Area 3 – Interoperability, Portability and Accessibility. This area focuses on delivery of developed deep learning models and systems. With a focus on utilization, alignment of data representations and model definitions are not necessarily fully sufficient to support the effective use of deep learning models and model systems in transfer learning and inference. This area focuses on avenues to deliver the capabilities embodied in created deep learning models and systems for use in transfer learning and inference.

Presentations and Panel Discussions

Panel discussions and presentations help to establish the foundation for the ensuing breakout sessions. Experiences from different perspectives are shared with questions and answers to provide an increasingly common and informed understanding at a high-level leading into the breakout sessions. 

Breakout Sessions

The breakout sessions are intended to foster a rapid cross-sharing of insights, perspectives and ideas for taking next steps across the three areas described above.

An important element of both the Day 1 and Day 2 breakout sessions also includes identifying groups and efforts that are not included in the mini-workshop and strategies and approaches to engage and involve those efforts.

Day 1 Breakout Sessions

Attendees are arbitrarily broken into three assessment groups. The aims of the breakout sessions are to assess and identify across all three areas, contributing from their perspectives. Identify challenges, opportunities, issues, resources, existing capabilities, technologies, trends, good practices and other insights that would have potential to support and advance use of deep learning models and systems in the transfer learning and inference use cases.

Additional contributions are anticipated in the breakout sessions outside the scope of the two framing use cases, and outside the scope of the three areas. These contributions are meaningful and will be captured as supplemental perspectives and will likely serve as insights for future workshops.

Moderators of Day 1 Breakout Sessions are guided to gather the inputs shared during the breakout sessions and align the input into the respective areas – Data, Models, Access.

Between Day 1 and Day 2, inputs across the three breakout sessions will be coalesced into summaries in each of the respective areas.

Day 2 Breakout Sessions

Breakout sessions in Day 2 are Area focused. (Attendees are asked to sign-up in advance of Day 2 for the breakout session of greatest interest.)

The aim of the day 2 breakout sessions is to build upon the collective inputs provided in the three specific areas during the first day breakouts,  By reviewing the challenges, opportunities, issues, resources, existing capabilities, efforts, technologies and trends, the session would identify recommendations and next steps that can be taken, will be taken, and should be taken to make progress in the respective area for the session to better support and enable transfer learning and inference use cases among the community.

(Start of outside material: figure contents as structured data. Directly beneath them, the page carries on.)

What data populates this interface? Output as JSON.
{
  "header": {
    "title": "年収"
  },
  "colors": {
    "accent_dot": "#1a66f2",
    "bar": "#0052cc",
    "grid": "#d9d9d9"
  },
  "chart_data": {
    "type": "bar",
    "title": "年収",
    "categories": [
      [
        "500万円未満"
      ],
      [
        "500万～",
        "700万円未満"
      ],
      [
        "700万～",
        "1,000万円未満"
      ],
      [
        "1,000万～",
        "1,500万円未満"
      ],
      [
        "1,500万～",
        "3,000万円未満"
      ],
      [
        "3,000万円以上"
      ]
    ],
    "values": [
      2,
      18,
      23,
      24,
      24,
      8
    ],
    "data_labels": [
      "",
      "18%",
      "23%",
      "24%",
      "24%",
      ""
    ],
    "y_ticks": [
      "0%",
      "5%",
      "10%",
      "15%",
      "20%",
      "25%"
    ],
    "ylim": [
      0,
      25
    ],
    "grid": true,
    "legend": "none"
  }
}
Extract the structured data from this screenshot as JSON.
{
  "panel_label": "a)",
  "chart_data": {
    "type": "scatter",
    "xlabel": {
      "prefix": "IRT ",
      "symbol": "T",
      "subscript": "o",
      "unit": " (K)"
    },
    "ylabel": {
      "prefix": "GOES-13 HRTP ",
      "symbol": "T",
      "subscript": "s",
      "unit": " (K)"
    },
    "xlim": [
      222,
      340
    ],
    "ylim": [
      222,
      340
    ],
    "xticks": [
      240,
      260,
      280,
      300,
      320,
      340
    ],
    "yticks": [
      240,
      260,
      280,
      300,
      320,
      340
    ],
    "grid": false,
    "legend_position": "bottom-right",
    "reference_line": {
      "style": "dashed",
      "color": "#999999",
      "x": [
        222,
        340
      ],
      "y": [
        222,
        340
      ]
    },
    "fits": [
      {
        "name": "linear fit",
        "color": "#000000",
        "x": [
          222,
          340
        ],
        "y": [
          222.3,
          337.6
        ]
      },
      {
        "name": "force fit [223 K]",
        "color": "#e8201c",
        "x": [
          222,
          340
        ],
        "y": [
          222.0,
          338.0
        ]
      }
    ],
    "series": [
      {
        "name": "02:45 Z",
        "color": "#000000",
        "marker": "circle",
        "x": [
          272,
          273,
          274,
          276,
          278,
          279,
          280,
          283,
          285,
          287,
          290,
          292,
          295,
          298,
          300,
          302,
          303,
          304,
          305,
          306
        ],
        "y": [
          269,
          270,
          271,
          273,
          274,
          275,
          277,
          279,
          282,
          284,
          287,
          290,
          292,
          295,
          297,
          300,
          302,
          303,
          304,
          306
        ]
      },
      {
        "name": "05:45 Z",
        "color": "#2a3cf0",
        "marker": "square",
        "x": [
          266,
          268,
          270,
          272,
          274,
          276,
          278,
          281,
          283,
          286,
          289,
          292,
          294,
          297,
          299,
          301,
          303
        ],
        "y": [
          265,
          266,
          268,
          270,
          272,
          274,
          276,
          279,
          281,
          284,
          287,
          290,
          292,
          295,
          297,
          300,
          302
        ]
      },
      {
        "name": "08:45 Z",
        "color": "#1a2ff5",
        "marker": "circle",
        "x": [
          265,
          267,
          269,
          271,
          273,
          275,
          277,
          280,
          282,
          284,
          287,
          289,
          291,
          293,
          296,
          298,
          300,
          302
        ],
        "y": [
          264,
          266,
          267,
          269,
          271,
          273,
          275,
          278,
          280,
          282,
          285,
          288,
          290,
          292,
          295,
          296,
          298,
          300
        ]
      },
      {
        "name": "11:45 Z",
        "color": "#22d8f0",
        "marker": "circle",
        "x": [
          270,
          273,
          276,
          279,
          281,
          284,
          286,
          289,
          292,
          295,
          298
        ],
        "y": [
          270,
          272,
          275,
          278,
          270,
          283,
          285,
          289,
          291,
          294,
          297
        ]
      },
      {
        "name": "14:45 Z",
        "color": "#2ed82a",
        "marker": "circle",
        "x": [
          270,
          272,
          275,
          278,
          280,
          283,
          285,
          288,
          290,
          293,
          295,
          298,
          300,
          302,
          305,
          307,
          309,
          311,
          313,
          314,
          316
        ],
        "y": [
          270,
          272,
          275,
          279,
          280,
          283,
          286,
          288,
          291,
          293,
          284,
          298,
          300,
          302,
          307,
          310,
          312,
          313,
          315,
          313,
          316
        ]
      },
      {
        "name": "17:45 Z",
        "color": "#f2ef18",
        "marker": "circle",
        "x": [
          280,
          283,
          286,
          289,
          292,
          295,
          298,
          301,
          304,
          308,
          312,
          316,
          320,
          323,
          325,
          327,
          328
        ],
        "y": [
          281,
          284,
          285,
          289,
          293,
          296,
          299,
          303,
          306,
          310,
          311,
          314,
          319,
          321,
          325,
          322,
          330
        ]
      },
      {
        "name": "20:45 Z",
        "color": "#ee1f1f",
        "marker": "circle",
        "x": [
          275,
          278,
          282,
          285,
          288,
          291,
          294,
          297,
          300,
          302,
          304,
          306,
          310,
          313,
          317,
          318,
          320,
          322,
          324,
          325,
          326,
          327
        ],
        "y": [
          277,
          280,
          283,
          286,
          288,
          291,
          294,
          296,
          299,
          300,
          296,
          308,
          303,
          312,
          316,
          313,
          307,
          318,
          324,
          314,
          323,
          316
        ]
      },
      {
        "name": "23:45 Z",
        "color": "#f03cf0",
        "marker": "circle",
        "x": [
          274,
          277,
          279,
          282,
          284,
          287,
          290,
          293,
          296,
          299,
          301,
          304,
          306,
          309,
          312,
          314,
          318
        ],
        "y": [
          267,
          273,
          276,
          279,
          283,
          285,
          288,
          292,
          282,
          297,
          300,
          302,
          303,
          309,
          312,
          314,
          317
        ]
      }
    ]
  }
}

Expectedly, gaps will exist and differences of opinions will pervade the discussion.

Moderators aim to guide the discussion in terms of recommendations and next steps while capturing the insights provided, approximately reflective of the perspectives provided. 

Mini-workshop Deliverables and Outcomes

As the workshop is focused on fostering greater collaborations and exchange, major outcomes of the workshop include efforts across organizations to partner and work together to advance and enable the driving use cases for transfer learning and inference. 

A second major outcome of the mini-workshop is an identification of members of the community and efforts that are not represented among the community attending the mini-workshop, as well as avenues and actions to engage these members and efforts.

A third major outcome of the mini-workshop is a technical summary and report of the information provided and developed in the context of the workshop, to be used to inform the community, guide next steps and as valuable insights into additional issues and input to potential future workshops.